I build my own library more than eighty years removed from Zweig, yet his essay is not disconnected from my own acquisitive impulse. My collection of books, all important to German Jews in the late nineteenth and early twentieth centuries, is related to my research on German Zionist literature but also reflects a broader affection for, and interest in, works that extend far beyond the narrow confines of this topic. Whether clicking through internet pages on the path to that one title, browsing cherschränke (little libraries) near my home in Berlin, or else leafing through physical pages in a book shop in Jerusalem, my decision to add a book to my collection is shaped by factors such as the object’s physical condition, price (where relevant), and my own idiosyncratic literary taste.

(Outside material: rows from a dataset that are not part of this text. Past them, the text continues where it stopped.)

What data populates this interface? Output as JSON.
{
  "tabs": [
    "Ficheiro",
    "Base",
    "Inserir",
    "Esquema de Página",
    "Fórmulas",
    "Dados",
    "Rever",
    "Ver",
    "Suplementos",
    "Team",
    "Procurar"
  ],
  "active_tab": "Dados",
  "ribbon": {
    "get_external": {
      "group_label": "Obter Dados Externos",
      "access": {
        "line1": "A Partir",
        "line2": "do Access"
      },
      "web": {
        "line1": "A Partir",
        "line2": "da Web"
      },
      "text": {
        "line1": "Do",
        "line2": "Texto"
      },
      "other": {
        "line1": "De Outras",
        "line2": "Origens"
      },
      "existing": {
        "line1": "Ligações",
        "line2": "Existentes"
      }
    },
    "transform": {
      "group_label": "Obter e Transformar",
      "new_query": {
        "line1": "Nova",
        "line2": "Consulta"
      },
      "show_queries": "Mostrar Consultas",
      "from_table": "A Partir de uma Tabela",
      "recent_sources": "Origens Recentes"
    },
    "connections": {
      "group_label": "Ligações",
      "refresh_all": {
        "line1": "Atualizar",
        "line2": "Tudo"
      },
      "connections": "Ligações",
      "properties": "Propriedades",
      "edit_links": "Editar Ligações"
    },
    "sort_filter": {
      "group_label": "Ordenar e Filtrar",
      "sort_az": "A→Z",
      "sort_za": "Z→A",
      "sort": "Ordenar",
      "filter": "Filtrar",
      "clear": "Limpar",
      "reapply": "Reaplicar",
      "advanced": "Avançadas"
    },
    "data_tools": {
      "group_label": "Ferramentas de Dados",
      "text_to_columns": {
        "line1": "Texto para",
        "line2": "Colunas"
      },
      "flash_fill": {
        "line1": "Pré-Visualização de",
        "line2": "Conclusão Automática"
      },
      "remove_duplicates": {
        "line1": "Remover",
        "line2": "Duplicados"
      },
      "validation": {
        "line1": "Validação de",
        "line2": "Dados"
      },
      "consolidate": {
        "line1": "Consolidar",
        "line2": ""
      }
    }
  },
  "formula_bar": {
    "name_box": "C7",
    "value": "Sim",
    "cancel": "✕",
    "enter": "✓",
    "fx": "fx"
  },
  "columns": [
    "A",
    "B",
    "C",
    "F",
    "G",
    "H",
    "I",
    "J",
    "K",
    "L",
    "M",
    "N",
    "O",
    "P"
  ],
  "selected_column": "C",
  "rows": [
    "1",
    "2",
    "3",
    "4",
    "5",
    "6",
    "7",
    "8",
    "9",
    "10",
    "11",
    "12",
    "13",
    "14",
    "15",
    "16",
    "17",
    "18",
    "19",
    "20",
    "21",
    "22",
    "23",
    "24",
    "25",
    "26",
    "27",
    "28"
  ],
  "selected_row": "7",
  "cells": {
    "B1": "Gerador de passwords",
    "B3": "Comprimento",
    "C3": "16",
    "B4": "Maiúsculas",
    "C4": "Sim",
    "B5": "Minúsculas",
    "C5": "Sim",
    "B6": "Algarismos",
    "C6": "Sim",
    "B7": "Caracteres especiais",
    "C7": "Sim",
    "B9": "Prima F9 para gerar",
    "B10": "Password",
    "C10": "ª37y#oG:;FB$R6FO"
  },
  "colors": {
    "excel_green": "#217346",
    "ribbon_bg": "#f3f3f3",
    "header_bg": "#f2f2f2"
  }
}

One of the unique aspects of German Jewish literature is the wide range of places one can locate titles. In the course of the Shoah (Holocaust), European Jews fled to places as disparate as Palestine, the United States, central Asia and even Shanghai, China. In flight, they brought not only passports and clothes, but also precious titles from their libraries. And this is not without consequence. For the book collector like me, this means that titles of interest are just as likely to be found in used book shops in New York or Tel Aviv as in Berlin or Frankfurt. Indeed, as Tom Segev notes, many classics of German literature “survived only in Palestine since the Nazis had confiscated and burned all the copies in Germany.”2

I thought about this a few years ago when I was in Israel on a research fellowship. On the recommendation of one of my colleagues at the Hebrew University, I found my way to Pollak Books in Tel Aviv, a store bursting at the seams with German books piled two, three, even four layers deep. Overwhelmed by the number of volumes before me, I set to work sifting through what I could in my limited time there. Paging through various volumes, I thought of the “Yekkes” — German Jews — who brought these books with them during their emigration. Many left whole libraries behind to sons and daughters who could no longer read their contents. At another bookstore in Jerusalem, I came across an unorganized carton of German books. The store owner, indicating the box, laconically noted that it had been left on his door step. I wondered who sought to offload these books and what journey they had undertaken to end up in a pile before me.

Feuchtwanger, Lion. Der jüdische Krieg. Roman. (Berlin: Propyläen-Verlag, 1932) The title page of a first edition of the first volume in Lion Feuchtwanger’s Josephus Trilogy. The Propyläen-Verlag that released this book was also responsible for publishing Erich Maria Remarque’s All Quiet on the Western Front (1929). A year after the publication of this volume, Feuchtwanger, whose books were burned by the National Socialists, would flee Germany. The final two volumes in the trilogy would be released by Querido Verlag, a German publishing house set up in Amsterdam to release the works of German authors in exile.

My collection might best be described as consisting of works published in German that were of interest to at least one segment of the German-reading Jewish public during the latter part of the nineteenth and first half of the twentieth centuries. Of course, this community was interested in a wide variety of titles, but I limit myself to those works that thematize questions of Jewishness and/or depict Jewish characters. Although almost all the books I own are versions of the works published during this same time period, I sometimes allow myself liberties for texts republished at a later date or those only made available in their full form after the Second World War. In assembling this collection, I view myself as performing an act of remembrance, creating a little monument to a community often associated with tragedy, but that also ought to be remembered for the dynamic cultural treasures they read and produced and whose stories continue to live on in the pages of volumes that sit on my bookshelves today.

1Arnold Zweig, “Alte Bücher in Haifa” in Pariser Tageszeitung 3, no. 732 (July 8, 1938).

2Tom Segev, The Seventh Million, translated by Haim Watzmann (New York: Henry Holt and Company, 2000), 47.